Guilbaud et al advocated a 2-step treatment that involved stent placement after MAL incision.8 We also attempted to reduce the risks related to re-occlusion by combining the endovascular and anastomotic strategies. In this context, MAL incision and endovascular treatment improve antegrade blood flow. Ischemic symptoms do not occur if the collateral circulation can be preserved, although endovascular treatment improves antegrade blood flow, preservation of collateral circulation and/or reconstruction through vascular anastomosis preserves retrograde blood flow (Fig. 3). Although re-stenosis and/or thrombosis are potential concerns for both endovascular treatment and vascular anastomosis, the combination of these techniques may reduce the risk of ischemia.
Fig. 3.
Schema of our 2-way revascularization strategy. A, Blood flow in the hepatic artery decreases after celiac artery stenosis and pancreatoduodenectomy. Double-headed arrow indicates that blood flow is interrupted from the PD arcade by the PD procedure. B, Endovascular stenting allows for antegrade flow, and JA–RGEA bypass allows for retrograde flow.
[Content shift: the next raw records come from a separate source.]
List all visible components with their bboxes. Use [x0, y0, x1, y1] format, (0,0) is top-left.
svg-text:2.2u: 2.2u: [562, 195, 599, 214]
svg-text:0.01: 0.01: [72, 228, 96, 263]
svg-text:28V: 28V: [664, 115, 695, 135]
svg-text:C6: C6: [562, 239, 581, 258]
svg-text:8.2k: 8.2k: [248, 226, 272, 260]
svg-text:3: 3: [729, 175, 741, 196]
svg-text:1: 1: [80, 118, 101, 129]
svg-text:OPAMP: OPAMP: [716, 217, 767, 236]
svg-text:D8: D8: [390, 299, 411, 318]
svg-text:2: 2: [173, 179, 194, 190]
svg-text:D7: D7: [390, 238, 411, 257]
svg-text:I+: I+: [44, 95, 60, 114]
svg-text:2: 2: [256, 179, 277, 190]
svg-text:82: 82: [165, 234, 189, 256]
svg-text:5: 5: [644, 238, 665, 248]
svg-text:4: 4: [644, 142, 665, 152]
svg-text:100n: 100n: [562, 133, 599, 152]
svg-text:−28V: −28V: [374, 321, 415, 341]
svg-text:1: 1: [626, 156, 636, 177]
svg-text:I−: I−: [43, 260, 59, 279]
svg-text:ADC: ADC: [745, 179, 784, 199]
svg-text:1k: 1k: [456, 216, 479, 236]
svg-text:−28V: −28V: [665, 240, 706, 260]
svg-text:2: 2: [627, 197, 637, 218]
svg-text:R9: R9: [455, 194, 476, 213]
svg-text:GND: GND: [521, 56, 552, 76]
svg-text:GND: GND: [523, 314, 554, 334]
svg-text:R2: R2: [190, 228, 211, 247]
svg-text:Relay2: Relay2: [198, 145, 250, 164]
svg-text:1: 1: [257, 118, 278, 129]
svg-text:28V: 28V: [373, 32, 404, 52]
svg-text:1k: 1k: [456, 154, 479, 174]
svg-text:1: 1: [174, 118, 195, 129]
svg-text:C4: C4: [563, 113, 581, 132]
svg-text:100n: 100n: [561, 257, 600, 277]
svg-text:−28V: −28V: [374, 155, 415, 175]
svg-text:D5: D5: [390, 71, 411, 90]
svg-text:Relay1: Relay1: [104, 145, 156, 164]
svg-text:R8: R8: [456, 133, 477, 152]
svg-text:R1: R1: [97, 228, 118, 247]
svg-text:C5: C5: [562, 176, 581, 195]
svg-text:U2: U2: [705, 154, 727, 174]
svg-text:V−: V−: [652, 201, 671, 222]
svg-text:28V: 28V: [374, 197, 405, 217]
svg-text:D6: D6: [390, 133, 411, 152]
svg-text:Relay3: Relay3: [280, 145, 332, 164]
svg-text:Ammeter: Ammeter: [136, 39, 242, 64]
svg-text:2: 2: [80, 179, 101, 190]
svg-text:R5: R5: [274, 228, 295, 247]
CA: celiac artery, CHA: proper hepatic artery, SPA: splenic artery, GDA: gastroduodenal artery, LGA: left gastric artery, RGEA: right gastroepiploic artery, PD arcade: pancreaticoduodenal arcade, SMA: superior mesenteric artery.
CONCLUSIONS
We performed a 2-way revascularization technique that combined antegrade and retrograde reconstruction for celiac artery stenosis during PD. This technique may reduce the risk of organ ischemia after PD.
Footnotes
Published online 15 February 2021
Disclosure: The authors have no financial interest to declare in relation to the content of this article.